= Yanshikhovo-Norvashi =

Human settlement in Yantikovsky District, Chuvash Republic, Russia

Yanshikhovo-Norvashi (Яншихово-Норваши; Енĕш Нăрваш, Yenĕş Nărvaş) is a rural locality (a selo) in Yantikovsky District of the Chuvash Republic, Russia.

==History==
Based on the archival documents, it is known that the village of Yanshikhovo-Norvashi was founded in 1565 by three Chuvash people named Yanshikh, Akhmet, and Kibyat, who moved here from the village of Timyash (former name of Yantikovo). The village was named after Yanshikh (one of the founders), and the "Norvashi" part refers to the Norvashka River on which the village stands.

As the village grew, some of its residents moved out to found new villages in what is now Yalchiksky District.
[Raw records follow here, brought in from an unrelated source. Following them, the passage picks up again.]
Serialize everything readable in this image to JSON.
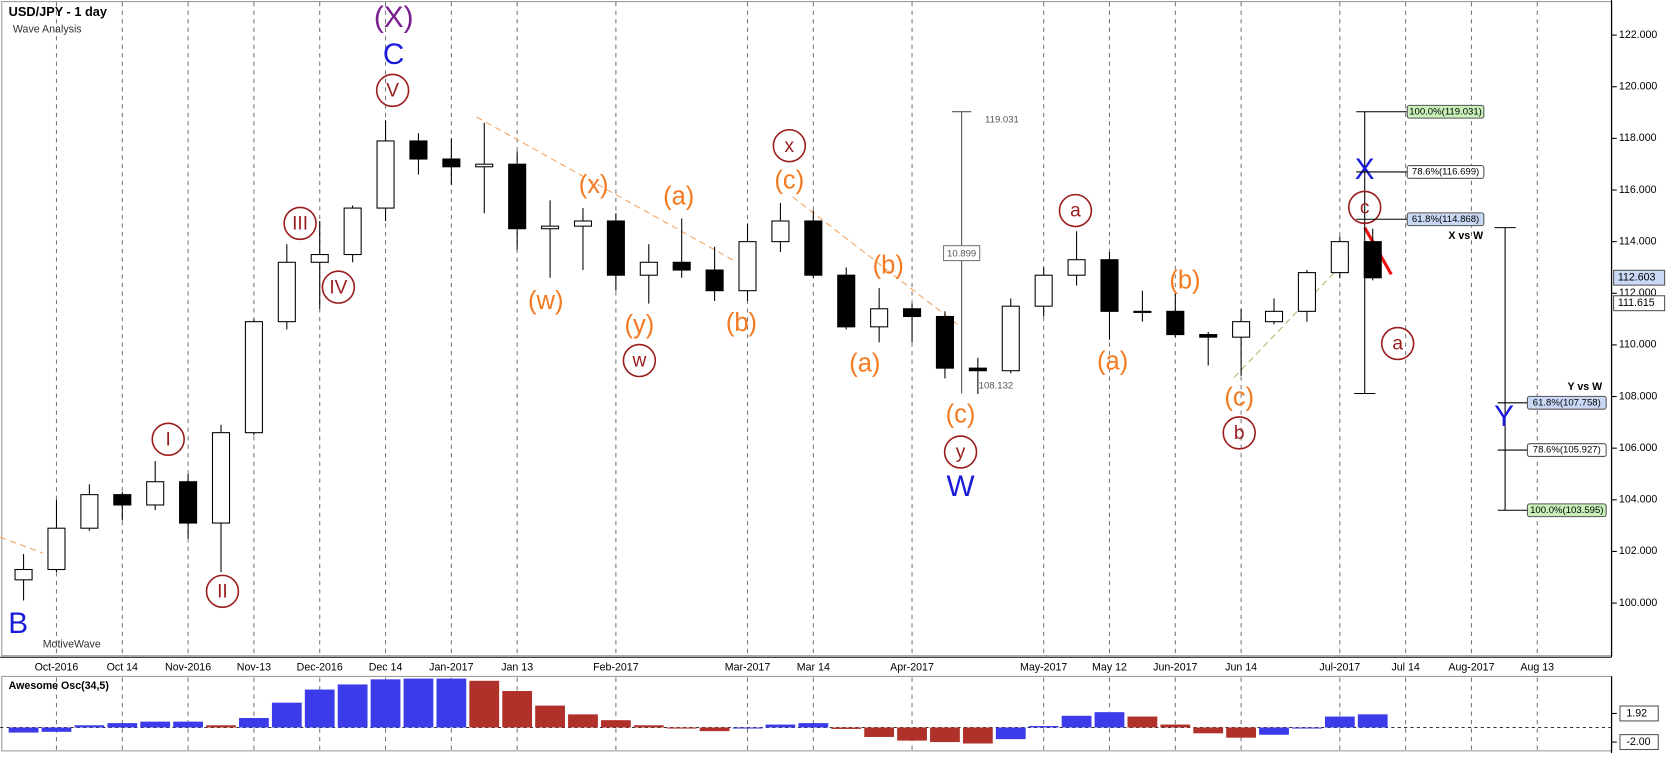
{
  "chart_data": {
    "type": "candlestick",
    "title": "USD/JPY - 1 day",
    "subtitle": "Wave Analysis",
    "watermark": "MotiveWave",
    "categories": [
      null,
      "Oct-2016",
      null,
      "Oct 14",
      null,
      "Nov-2016",
      null,
      "Nov-13",
      null,
      "Dec-2016",
      null,
      "Dec 14",
      null,
      "Jan-2017",
      null,
      "Jan 13",
      null,
      null,
      "Feb-2017",
      null,
      null,
      null,
      "Mar-2017",
      null,
      "Mar 14",
      null,
      null,
      "Apr-2017",
      null,
      null,
      null,
      "May-2017",
      null,
      "May 12",
      null,
      "Jun-2017",
      null,
      "Jun 14",
      null,
      null,
      "Jul-2017",
      null,
      "Jul 14",
      null,
      "Aug-2017",
      null,
      "Aug 13"
    ],
    "open": [
      100.9,
      101.3,
      102.9,
      104.2,
      103.8,
      104.7,
      103.1,
      106.6,
      110.9,
      113.2,
      113.5,
      115.3,
      117.9,
      117.2,
      116.9,
      117.0,
      114.5,
      114.6,
      114.8,
      112.7,
      113.2,
      112.9,
      112.1,
      114.0,
      114.8,
      112.7,
      110.7,
      111.4,
      111.1,
      109.1,
      109.0,
      111.5,
      112.7,
      113.3,
      111.3,
      111.3,
      110.4,
      110.3,
      110.9,
      111.3,
      112.8,
      114.0,
      null,
      null,
      null,
      null,
      null
    ],
    "high": [
      101.9,
      104.0,
      104.6,
      104.3,
      105.5,
      105.0,
      106.9,
      111.0,
      113.9,
      114.8,
      115.4,
      118.7,
      118.2,
      118.0,
      118.6,
      117.5,
      115.6,
      115.3,
      115.1,
      113.9,
      114.9,
      113.8,
      114.7,
      115.5,
      115.2,
      113.0,
      112.2,
      111.6,
      111.3,
      109.5,
      111.8,
      113.0,
      114.4,
      113.6,
      112.1,
      112.0,
      110.5,
      111.4,
      111.8,
      112.9,
      114.2,
      114.5,
      null,
      null,
      null,
      null,
      null
    ],
    "low": [
      100.1,
      101.2,
      102.8,
      103.2,
      103.6,
      102.5,
      101.2,
      106.5,
      110.6,
      111.4,
      113.2,
      114.8,
      116.6,
      116.2,
      115.1,
      113.7,
      112.6,
      112.9,
      112.1,
      111.6,
      112.6,
      111.7,
      111.7,
      113.6,
      112.6,
      110.6,
      110.1,
      110.1,
      108.7,
      108.1,
      108.9,
      111.1,
      112.3,
      110.2,
      110.9,
      110.3,
      109.2,
      108.8,
      110.8,
      110.9,
      112.6,
      112.5,
      null,
      null,
      null,
      null,
      null
    ],
    "close": [
      101.3,
      102.9,
      104.2,
      103.8,
      104.7,
      103.1,
      106.6,
      110.9,
      113.2,
      113.5,
      115.3,
      117.9,
      117.2,
      116.9,
      117.0,
      114.5,
      114.6,
      114.8,
      112.7,
      113.2,
      112.9,
      112.1,
      114.0,
      114.8,
      112.7,
      110.7,
      111.4,
      111.1,
      109.1,
      109.0,
      111.5,
      112.7,
      113.3,
      111.3,
      111.3,
      110.4,
      110.3,
      110.9,
      111.3,
      112.8,
      114.0,
      112.6,
      null,
      null,
      null,
      null,
      null
    ],
    "colors": {
      "up": "#ffffff",
      "down": "#000000",
      "outline": "#000000"
    },
    "ylim": [
      97.9,
      123.36
    ],
    "yticks": [
      {
        "value": 100,
        "label": "100.000"
      },
      {
        "value": 102,
        "label": "102.000"
      },
      {
        "value": 104,
        "label": "104.000"
      },
      {
        "value": 106,
        "label": "106.000"
      },
      {
        "value": 108,
        "label": "108.000"
      },
      {
        "value": 110,
        "label": "110.000"
      },
      {
        "value": 112,
        "label": "112.000"
      },
      {
        "value": 114,
        "label": "114.000"
      },
      {
        "value": 116,
        "label": "116.000"
      },
      {
        "value": 118,
        "label": "118.000"
      },
      {
        "value": 120,
        "label": "120.000"
      },
      {
        "value": 122,
        "label": "122.000"
      }
    ],
    "grid": true,
    "price_tags": [
      {
        "value": 112.603,
        "label": "112.603",
        "bg": "#c9d9f5"
      },
      {
        "value": 111.615,
        "label": "111.615",
        "bg": "#ffffff"
      }
    ],
    "fib_x": [
      {
        "value": 119.031,
        "label": "100.0%(119.031)",
        "bg": "#c8f0b8"
      },
      {
        "value": 116.699,
        "label": "78.6%(116.699)",
        "bg": "#ffffff"
      },
      {
        "value": 114.868,
        "label": "61.8%(114.868)",
        "bg": "#c9d9f5"
      }
    ],
    "fib_y": [
      {
        "value": 107.758,
        "label": "61.8%(107.758)",
        "bg": "#c9d9f5"
      },
      {
        "value": 105.927,
        "label": "78.6%(105.927)",
        "bg": "#ffffff"
      },
      {
        "value": 103.595,
        "label": "100.0%(103.595)",
        "bg": "#c8f0b8"
      }
    ],
    "annotations": [
      {
        "text": "(X)",
        "color": "#7b1f8f",
        "circle": false
      },
      {
        "text": "C",
        "color": "#1a1adb",
        "circle": false
      },
      {
        "text": "V",
        "color": "#9b1c1c",
        "circle": true
      },
      {
        "text": "III",
        "color": "#9b1c1c",
        "circle": true
      },
      {
        "text": "IV",
        "color": "#9b1c1c",
        "circle": true
      },
      {
        "text": "I",
        "color": "#9b1c1c",
        "circle": true
      },
      {
        "text": "II",
        "color": "#9b1c1c",
        "circle": true
      },
      {
        "text": "B",
        "color": "#1a1adb",
        "circle": false
      },
      {
        "text": "(w)",
        "color": "#f47920",
        "circle": false
      },
      {
        "text": "(x)",
        "color": "#f47920",
        "circle": false
      },
      {
        "text": "(y)",
        "color": "#f47920",
        "circle": false
      },
      {
        "text": "w",
        "color": "#9b1c1c",
        "circle": true
      },
      {
        "text": "(a)",
        "color": "#f47920",
        "circle": false
      },
      {
        "text": "(b)",
        "color": "#f47920",
        "circle": false
      },
      {
        "text": "(c)",
        "color": "#f47920",
        "circle": false
      },
      {
        "text": "x",
        "color": "#9b1c1c",
        "circle": true
      },
      {
        "text": "(a)",
        "color": "#f47920",
        "circle": false
      },
      {
        "text": "(b)",
        "color": "#f47920",
        "circle": false
      },
      {
        "text": "(c)",
        "color": "#f47920",
        "circle": false
      },
      {
        "text": "y",
        "color": "#9b1c1c",
        "circle": true
      },
      {
        "text": "W",
        "color": "#1a1adb",
        "circle": false
      },
      {
        "text": "a",
        "color": "#9b1c1c",
        "circle": true
      },
      {
        "text": "(a)",
        "color": "#f47920",
        "circle": false
      },
      {
        "text": "(b)",
        "color": "#f47920",
        "circle": false
      },
      {
        "text": "(c)",
        "color": "#f47920",
        "circle": false
      },
      {
        "text": "b",
        "color": "#9b1c1c",
        "circle": true
      },
      {
        "text": "c",
        "color": "#9b1c1c",
        "circle": true
      },
      {
        "text": "X",
        "color": "#1a1adb",
        "circle": false
      },
      {
        "text": "a",
        "color": "#9b1c1c",
        "circle": true
      },
      {
        "text": "Y",
        "color": "#1a1adb",
        "circle": false
      },
      {
        "text": "X vs W",
        "color": "#000000",
        "circle": false
      },
      {
        "text": "Y vs W",
        "color": "#000000",
        "circle": false
      },
      {
        "text": "119.031",
        "color": "#555555",
        "circle": false
      },
      {
        "text": "10.899",
        "color": "#555555",
        "circle": false
      },
      {
        "text": "108.132",
        "color": "#555555",
        "circle": false
      }
    ],
    "oscillator": {
      "title": "Awesome Osc(34,5)",
      "values": [
        -0.7,
        -0.6,
        0.3,
        0.6,
        0.8,
        0.8,
        0.3,
        1.3,
        3.4,
        5.2,
        5.9,
        6.6,
        6.7,
        6.7,
        6.4,
        5.0,
        3.0,
        1.8,
        1.0,
        0.3,
        0.0,
        -0.5,
        -0.1,
        0.4,
        0.6,
        -0.2,
        -1.3,
        -1.8,
        -2.0,
        -2.2,
        -1.6,
        0.2,
        1.6,
        2.1,
        1.5,
        0.4,
        -0.8,
        -1.4,
        -1.0,
        0.0,
        1.5,
        1.8,
        null,
        null,
        null,
        null,
        null
      ],
      "colors": {
        "up": "#3b3bea",
        "down": "#b0302a"
      },
      "ylim": [
        -3.5,
        7
      ],
      "yticks": [
        {
          "value": 1.92,
          "label": "1.92"
        },
        {
          "value": -2,
          "label": "-2.00"
        }
      ]
    }
  }
}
In 1898, a church was built in the village, which was funded by the parishioners and Andrey Astrakhantsev—a merchant from Cheboksary. The first church priest was Nikolay Sidorov, who ran the church with the help of Fyodor Dyakov, a psalm reader who graduated from the rural school.

== See also ==
- Vera Kuzmina — People's Artist of the USSR (1980). Laureate of the State Prize of the Chuvash ASSR named after K. V. Ivanov (1991) and the Russian National Theater Award "Golden Mask" (2018). Honorary Citizen of the Chuvash Republic (2003).